Whether you opt for a wood-burning fire or stove firstly because of the atmosphere, or also want to heat a room to a large extent, it is nice to know the efficiency you can expect. Moreover, it is important to determine in advance what capacity you need for heating the room.
The efficiency of a wood-burning fire or stove
The efficiency of a contemporary wood-burning fire or stove cannot be compared to that of a traditional open fire. An open fire achieves an average of only 15% efficiency, because the fire loses a lot of heat through the chimney and does not reach such a high temperature. A newer wood-burning fire or stove achieves an average efficiency of around 70 to 80%. Due to the lower temperature of an open fire, combustion is less complete.
In a wood-burning fire or stove, a higher temperature is achieved and combustion is cleaner and more efficient. The emissions from an open fire compared with a wood stove are also a lot higher. When both are used to heat the same room, the open fire has been shown to emit up to 15 times more CO2 than the wood-burning stove. For particulate matter, the difference is even greater: an open fire emits up to 50 times more fine dust than the wood-burning stove.

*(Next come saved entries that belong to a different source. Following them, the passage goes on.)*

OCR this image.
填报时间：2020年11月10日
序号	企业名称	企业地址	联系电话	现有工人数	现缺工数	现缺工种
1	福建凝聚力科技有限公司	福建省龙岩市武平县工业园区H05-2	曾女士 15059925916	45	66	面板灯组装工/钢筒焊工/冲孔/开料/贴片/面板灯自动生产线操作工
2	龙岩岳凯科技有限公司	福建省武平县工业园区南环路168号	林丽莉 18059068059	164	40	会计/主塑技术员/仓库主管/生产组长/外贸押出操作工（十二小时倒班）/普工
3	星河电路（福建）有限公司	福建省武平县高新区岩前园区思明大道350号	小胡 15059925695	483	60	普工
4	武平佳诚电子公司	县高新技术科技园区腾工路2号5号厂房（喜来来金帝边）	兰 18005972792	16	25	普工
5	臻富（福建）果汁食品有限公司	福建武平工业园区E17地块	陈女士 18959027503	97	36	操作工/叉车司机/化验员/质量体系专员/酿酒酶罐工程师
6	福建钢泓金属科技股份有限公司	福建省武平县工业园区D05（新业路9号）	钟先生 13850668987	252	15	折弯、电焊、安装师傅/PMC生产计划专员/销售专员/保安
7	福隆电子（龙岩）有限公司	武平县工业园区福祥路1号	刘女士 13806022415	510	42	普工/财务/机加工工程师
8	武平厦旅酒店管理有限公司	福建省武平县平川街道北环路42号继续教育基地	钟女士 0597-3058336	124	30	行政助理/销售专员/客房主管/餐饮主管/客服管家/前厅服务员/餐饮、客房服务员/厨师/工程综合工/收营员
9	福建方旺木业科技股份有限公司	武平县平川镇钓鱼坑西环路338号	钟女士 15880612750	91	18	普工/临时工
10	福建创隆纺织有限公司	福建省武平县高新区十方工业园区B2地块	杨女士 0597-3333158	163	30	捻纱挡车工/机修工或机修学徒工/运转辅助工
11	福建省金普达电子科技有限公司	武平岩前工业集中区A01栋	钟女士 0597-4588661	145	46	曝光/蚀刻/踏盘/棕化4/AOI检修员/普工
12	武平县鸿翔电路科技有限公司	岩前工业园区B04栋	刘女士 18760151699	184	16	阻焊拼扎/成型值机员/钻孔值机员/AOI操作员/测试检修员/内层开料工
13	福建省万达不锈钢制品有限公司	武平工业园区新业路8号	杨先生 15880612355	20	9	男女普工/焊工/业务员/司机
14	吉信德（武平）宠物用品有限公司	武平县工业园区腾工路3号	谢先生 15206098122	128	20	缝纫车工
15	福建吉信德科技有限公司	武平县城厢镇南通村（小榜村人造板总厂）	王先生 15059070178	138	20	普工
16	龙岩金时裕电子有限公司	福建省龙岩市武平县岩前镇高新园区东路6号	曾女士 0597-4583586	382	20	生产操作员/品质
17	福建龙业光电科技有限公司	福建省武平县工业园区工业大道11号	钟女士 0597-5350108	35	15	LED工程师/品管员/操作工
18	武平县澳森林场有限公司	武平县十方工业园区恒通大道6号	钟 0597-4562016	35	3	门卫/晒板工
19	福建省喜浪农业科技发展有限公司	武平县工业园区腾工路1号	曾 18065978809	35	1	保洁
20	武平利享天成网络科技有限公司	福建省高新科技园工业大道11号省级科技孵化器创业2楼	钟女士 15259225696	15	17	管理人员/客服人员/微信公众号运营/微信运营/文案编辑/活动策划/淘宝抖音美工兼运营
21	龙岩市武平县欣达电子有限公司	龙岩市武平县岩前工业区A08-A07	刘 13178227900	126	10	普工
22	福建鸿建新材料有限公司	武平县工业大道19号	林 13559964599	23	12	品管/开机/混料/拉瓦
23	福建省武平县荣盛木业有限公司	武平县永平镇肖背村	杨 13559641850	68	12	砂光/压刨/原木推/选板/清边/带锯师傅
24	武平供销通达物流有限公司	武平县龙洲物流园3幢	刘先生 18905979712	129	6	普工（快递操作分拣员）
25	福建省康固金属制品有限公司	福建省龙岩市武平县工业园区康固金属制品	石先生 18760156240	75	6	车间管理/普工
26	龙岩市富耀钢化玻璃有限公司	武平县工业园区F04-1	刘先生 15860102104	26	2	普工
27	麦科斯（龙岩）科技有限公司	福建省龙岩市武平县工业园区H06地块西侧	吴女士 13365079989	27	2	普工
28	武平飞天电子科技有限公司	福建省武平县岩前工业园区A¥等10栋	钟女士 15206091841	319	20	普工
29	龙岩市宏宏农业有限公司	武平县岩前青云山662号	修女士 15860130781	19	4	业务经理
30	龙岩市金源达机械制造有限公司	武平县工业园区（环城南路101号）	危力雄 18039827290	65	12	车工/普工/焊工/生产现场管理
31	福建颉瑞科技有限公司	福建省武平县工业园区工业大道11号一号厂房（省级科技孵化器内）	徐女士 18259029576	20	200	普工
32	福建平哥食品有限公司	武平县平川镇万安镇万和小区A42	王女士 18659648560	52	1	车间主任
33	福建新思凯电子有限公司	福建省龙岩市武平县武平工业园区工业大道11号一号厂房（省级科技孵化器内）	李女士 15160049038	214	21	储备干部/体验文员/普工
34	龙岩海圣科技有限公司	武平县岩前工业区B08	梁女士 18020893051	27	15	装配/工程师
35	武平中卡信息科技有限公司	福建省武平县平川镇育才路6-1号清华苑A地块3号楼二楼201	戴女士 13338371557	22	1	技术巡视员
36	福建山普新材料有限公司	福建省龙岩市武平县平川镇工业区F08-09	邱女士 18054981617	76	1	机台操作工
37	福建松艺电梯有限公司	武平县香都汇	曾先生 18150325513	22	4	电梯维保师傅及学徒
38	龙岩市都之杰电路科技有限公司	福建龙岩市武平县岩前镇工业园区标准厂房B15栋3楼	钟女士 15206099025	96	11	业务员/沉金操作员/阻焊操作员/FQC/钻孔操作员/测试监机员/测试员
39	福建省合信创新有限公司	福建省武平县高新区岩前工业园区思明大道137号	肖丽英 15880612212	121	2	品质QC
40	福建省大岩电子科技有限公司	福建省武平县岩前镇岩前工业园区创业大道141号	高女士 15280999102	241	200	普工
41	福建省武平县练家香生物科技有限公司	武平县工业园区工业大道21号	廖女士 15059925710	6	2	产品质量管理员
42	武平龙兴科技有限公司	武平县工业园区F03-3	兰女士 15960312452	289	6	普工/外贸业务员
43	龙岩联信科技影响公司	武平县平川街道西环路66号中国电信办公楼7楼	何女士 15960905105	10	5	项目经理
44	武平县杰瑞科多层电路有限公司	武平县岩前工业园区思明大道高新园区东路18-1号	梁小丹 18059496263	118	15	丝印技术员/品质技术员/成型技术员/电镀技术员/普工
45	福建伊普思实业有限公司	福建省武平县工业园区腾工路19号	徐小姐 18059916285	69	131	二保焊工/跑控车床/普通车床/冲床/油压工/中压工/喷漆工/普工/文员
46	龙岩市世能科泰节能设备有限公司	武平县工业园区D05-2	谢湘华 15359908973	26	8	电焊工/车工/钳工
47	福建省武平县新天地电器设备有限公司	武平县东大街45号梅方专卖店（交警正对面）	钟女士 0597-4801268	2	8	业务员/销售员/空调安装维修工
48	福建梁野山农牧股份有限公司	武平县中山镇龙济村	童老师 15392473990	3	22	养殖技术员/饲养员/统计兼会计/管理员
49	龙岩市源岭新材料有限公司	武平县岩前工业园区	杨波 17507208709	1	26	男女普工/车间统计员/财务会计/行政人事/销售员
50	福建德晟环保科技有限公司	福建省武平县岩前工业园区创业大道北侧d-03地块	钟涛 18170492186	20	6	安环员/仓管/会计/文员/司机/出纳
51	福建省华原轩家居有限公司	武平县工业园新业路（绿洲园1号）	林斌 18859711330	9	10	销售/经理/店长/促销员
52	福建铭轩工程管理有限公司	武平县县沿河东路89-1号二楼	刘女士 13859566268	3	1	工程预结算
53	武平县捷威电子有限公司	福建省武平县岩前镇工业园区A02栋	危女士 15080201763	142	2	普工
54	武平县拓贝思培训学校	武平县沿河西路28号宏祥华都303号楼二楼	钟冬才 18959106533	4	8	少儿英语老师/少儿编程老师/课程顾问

The capacity of a wood-burning fire or stove
The capacity of a wood-burning fire or stove must match the space you want to heat. But there are also other factors that you would do well to consider. Firstly, determine exactly what you expect from the wood-burning fire or stove. Is it primarily an atmospheric element for the occasional evening of enjoyment? Or will the fire or stove play an important role in heating your home? If heating is the main goal, the fire or stove needs more capacity than when atmosphere is the primary factor.
The consequences of too high a capacity
If you have a wood-burning fire or stove that has too much capacity for the room, the room will soon become too hot, so you cannot allow the fire to burn at full capacity. This, in turn, results in combustion not being sufficient, creating more odour and additional pollution in the chimney. That is why it is important to choose a fire with the right capacity range.
The amount of logs on the fire determines the capacity. A large fire that is filled with a few blocks does not have ideal combustion. That is why it is better to make a smaller fire and let it burn thoroughly. However, if the capacity is too low, you run the risk that the fire or stove will not heat the room adequately. This is especially annoying if the fire or stove has an important function in heating your home. Pay plenty of attention to choosing a fire with the right capacity.
Calculating the required capacity of a wood-burning fire or stove
Calculating the required capacity of a wood-burning fire or stove is done in a number of steps.
Calculate the volume of the room
First, calculate the volume of the space that you want to heat with the wood-burning fire or stove. You do this by multiplying the length, width and height.
Map the insulation of your home
Next, it is important to make an inventory of the extent to which your home is insulated. Do you have double-glazing throughout and wall and floor insulation? Then your home is classed as type A. Many modern homes or houses that have recently been completely renovated are well insulated. Is your home insulated, but not sufficiently? And do you not have double-glazing throughout? Then your home is classsed as type B. Is your home poorly insulated and you have no double-glazing? Then your home is classed as type C.
View the required capacity in the graph
Then read from the graph below the capacity required to heat your living space. The capacity of a fire or wood-burning stove is expressed in kilowatts (kW). When visiting the showroom, you can focus your search specifically on fires and stoves with this capacity. If you are still in doubt, for example about the insulation class of your home, you can of course also ask the dealer. It also makes a difference whether you live in a terraced house, where little heat is lost, or in a detached house.